The internet might recommend using communicate, or run, but I found using the read/write functions on the stdout/stdin simplest. The other options will close the stream by default after one write. One thing to remember though: make sure to flush stdin after writing.
process = subprocess.Popen(
[f"{script_path} _test_interactive"],
stdout=subprocess.PIPE,
stdin=subprocess.PIPE,
cwd=example_dir,
shell=True,
)
stdout: List[str] = []
ansi_escape = re.compile(r"\x1B(?:[@-Z\\-_]|\[[0-?]*[ -/]*[@-~])")
if process.stdout:
line = process.stdout.readline()
stdout.append(line.decode("utf-8"))
if process.stdin:
process.stdin.write(input.encode("utf-8"))
process.stdin.flush()
if process.stdout:
for line in process.stdout:
stdout.append(line.decode("utf-8"))
print([ansi_escape.sub("", line) for line in stdout])

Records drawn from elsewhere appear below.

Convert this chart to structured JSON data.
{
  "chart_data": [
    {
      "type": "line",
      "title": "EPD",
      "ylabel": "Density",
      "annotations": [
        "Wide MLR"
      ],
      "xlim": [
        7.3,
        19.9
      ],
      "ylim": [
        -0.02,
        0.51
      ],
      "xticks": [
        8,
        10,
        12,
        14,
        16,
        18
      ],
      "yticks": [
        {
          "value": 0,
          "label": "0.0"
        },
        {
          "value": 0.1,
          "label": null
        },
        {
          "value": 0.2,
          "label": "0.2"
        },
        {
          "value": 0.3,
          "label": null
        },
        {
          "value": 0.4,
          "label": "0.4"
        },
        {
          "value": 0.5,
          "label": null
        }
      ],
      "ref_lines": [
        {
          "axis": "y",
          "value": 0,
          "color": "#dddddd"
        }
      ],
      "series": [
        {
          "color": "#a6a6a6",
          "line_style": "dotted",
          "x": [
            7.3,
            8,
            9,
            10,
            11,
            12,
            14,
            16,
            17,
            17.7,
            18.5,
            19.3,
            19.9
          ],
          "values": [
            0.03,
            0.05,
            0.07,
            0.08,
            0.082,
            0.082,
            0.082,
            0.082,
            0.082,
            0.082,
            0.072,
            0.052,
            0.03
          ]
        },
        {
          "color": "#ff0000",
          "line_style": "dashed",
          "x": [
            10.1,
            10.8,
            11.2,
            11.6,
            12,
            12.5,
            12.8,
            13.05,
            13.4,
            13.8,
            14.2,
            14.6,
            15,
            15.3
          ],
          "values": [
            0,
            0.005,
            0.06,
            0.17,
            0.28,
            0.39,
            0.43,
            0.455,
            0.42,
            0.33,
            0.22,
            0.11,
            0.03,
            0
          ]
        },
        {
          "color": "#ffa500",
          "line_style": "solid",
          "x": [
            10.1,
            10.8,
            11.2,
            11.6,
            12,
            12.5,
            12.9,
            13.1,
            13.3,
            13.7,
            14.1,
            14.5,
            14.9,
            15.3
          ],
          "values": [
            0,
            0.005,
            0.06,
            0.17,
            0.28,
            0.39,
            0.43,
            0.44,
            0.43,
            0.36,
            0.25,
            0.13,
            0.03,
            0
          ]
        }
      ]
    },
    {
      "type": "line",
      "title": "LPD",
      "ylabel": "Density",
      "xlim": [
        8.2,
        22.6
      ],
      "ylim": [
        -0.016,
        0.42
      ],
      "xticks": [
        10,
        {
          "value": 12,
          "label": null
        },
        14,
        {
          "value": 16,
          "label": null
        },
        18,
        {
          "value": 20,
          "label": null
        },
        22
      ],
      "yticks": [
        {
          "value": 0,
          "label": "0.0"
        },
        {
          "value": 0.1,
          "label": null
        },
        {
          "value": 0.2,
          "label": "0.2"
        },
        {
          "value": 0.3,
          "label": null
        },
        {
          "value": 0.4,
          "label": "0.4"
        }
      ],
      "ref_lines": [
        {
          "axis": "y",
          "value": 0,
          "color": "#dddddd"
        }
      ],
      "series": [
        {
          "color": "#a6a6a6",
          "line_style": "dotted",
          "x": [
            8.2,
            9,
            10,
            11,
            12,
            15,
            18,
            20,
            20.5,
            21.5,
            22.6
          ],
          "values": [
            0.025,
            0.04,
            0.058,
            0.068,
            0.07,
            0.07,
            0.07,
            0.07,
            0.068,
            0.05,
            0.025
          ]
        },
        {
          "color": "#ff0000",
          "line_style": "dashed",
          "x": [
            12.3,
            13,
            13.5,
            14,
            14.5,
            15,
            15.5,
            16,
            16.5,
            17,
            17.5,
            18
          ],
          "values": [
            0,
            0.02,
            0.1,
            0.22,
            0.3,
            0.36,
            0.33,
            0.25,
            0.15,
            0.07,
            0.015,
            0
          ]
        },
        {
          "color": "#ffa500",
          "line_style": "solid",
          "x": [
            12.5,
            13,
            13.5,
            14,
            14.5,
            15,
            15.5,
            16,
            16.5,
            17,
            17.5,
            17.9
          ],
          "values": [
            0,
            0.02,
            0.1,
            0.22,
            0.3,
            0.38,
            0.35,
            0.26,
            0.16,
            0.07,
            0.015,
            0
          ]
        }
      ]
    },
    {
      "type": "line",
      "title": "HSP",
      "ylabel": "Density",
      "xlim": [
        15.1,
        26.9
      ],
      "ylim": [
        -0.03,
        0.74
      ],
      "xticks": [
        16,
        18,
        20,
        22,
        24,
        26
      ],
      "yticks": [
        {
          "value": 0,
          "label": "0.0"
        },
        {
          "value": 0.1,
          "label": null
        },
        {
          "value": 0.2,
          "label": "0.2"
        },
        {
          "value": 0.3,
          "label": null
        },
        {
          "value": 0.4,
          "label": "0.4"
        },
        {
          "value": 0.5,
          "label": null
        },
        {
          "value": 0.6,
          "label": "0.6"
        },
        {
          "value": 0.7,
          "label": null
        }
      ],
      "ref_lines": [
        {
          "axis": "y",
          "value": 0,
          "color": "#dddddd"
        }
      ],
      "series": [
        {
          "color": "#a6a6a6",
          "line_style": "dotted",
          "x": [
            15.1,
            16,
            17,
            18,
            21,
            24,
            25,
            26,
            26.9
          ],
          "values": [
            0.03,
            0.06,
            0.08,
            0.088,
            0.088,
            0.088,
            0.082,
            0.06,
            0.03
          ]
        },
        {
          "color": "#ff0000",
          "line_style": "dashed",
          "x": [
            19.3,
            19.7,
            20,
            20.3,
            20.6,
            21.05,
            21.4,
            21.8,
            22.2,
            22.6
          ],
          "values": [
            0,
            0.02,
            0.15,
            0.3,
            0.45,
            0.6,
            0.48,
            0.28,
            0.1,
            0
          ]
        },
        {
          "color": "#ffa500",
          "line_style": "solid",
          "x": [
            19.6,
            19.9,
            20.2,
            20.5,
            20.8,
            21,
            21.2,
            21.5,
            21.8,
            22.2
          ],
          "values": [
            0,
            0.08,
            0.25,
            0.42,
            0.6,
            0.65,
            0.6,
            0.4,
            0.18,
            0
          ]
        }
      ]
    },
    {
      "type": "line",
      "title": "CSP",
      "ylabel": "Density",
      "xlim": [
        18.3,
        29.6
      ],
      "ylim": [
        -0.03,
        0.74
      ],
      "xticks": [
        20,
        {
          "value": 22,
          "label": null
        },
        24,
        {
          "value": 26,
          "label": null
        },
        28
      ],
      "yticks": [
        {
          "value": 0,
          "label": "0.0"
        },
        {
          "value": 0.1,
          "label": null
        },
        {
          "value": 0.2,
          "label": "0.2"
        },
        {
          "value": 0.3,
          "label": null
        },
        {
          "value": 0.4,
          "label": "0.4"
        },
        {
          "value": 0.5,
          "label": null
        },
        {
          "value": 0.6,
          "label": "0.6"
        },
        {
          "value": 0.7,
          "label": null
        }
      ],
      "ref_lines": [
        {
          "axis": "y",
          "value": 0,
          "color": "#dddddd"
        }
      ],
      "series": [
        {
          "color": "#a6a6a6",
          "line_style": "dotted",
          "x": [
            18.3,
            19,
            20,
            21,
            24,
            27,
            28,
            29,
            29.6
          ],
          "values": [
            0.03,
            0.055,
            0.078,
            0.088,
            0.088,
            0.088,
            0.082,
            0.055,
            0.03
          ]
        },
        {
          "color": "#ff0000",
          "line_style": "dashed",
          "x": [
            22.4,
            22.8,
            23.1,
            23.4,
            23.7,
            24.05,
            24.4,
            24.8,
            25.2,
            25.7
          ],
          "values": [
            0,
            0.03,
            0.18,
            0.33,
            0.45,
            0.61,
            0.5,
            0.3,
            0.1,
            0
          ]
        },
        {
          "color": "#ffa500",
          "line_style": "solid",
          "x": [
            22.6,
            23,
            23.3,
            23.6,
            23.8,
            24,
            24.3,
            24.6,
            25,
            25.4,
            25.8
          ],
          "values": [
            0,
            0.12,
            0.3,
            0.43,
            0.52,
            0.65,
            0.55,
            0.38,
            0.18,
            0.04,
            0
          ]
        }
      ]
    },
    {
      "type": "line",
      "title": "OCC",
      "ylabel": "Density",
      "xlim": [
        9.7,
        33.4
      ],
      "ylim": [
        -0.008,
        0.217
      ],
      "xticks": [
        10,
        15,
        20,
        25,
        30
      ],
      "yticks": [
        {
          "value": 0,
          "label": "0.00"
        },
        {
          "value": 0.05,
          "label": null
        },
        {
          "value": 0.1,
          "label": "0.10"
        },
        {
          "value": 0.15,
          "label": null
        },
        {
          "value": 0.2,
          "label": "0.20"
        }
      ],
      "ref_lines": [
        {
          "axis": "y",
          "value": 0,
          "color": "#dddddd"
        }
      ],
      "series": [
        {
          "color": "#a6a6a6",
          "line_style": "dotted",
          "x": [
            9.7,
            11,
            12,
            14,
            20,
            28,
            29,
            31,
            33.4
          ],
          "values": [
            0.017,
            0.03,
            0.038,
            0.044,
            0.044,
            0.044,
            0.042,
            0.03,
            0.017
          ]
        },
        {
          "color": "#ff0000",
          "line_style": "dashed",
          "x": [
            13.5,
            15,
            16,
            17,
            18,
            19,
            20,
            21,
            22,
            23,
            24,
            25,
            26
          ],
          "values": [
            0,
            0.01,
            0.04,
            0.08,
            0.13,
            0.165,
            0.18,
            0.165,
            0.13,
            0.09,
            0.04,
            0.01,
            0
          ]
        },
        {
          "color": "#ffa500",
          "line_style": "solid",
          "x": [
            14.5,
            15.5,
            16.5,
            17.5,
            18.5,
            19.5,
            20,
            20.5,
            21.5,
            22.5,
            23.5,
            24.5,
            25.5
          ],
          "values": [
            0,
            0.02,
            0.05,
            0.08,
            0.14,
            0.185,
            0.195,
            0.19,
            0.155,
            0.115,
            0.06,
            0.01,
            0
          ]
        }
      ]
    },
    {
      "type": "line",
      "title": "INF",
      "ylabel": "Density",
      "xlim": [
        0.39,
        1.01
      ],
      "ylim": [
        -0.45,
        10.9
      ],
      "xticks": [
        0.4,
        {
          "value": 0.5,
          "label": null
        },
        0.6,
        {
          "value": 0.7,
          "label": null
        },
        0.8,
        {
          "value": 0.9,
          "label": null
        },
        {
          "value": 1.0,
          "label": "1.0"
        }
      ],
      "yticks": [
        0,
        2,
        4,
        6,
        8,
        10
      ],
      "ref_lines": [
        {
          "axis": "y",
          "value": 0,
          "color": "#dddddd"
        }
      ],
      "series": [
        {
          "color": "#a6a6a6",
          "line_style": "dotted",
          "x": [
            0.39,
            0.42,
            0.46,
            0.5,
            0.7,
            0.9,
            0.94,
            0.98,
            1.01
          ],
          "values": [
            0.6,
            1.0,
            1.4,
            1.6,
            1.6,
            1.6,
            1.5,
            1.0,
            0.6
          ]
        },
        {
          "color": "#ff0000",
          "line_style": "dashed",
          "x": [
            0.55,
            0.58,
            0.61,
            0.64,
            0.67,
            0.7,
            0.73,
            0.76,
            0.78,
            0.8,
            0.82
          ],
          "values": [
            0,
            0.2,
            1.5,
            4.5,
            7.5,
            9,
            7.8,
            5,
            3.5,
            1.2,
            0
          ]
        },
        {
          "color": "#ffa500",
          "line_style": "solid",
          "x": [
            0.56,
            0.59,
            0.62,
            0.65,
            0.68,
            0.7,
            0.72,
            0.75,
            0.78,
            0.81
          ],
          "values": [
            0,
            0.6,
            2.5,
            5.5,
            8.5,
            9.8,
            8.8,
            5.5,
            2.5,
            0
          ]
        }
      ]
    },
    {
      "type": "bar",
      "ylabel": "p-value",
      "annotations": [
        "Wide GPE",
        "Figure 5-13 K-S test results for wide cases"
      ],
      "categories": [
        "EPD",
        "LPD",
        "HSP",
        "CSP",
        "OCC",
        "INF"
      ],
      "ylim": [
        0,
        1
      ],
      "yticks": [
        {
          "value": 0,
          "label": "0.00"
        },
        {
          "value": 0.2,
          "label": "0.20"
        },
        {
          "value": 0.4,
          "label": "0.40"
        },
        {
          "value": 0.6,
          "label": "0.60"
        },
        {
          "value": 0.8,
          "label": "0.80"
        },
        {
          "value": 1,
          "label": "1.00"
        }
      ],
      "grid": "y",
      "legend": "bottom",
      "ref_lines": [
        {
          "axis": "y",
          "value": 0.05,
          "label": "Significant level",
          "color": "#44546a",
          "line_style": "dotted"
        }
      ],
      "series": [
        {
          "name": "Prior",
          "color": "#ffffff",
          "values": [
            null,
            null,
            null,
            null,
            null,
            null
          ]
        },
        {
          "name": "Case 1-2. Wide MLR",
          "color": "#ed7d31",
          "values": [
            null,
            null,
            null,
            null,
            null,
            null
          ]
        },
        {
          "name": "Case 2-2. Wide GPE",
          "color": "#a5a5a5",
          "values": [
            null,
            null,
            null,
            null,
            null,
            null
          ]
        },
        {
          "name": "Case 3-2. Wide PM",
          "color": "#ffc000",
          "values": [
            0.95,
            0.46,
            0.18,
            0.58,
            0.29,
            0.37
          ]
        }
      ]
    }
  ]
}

Check-ins work, regardless of audience
We’ve added check-ins and check-outs to many of our workshops or meetings. The concept is to get everyone to say something, and pay attention for a minute, which sets a good vibe for the rest of the session. These might be focused around how people feel, e.g “what’s your battery level?”, “what colour do you feel?”, “what music genre do you feel like right now?”. Or they could be a bit deeper, such as those found in this generator. Give people the space to do what they want with it.
Usually, I have introduced the concept whenever there’s a new person who hasn’t done it before. But lately I’ve just been prompting people:
Everyone stand up (gesture with hands)
“We’re going to go around, state what colour we feel right now, and explain why”
“I’ll start, I’m yellow because I’m feeling bright and happy”
< point to next person >
Even people who have never encountered check-ins before, or don’t typically take part in big workshops, follow the format and get it right away. Not a huge surprise, but it’s super nice!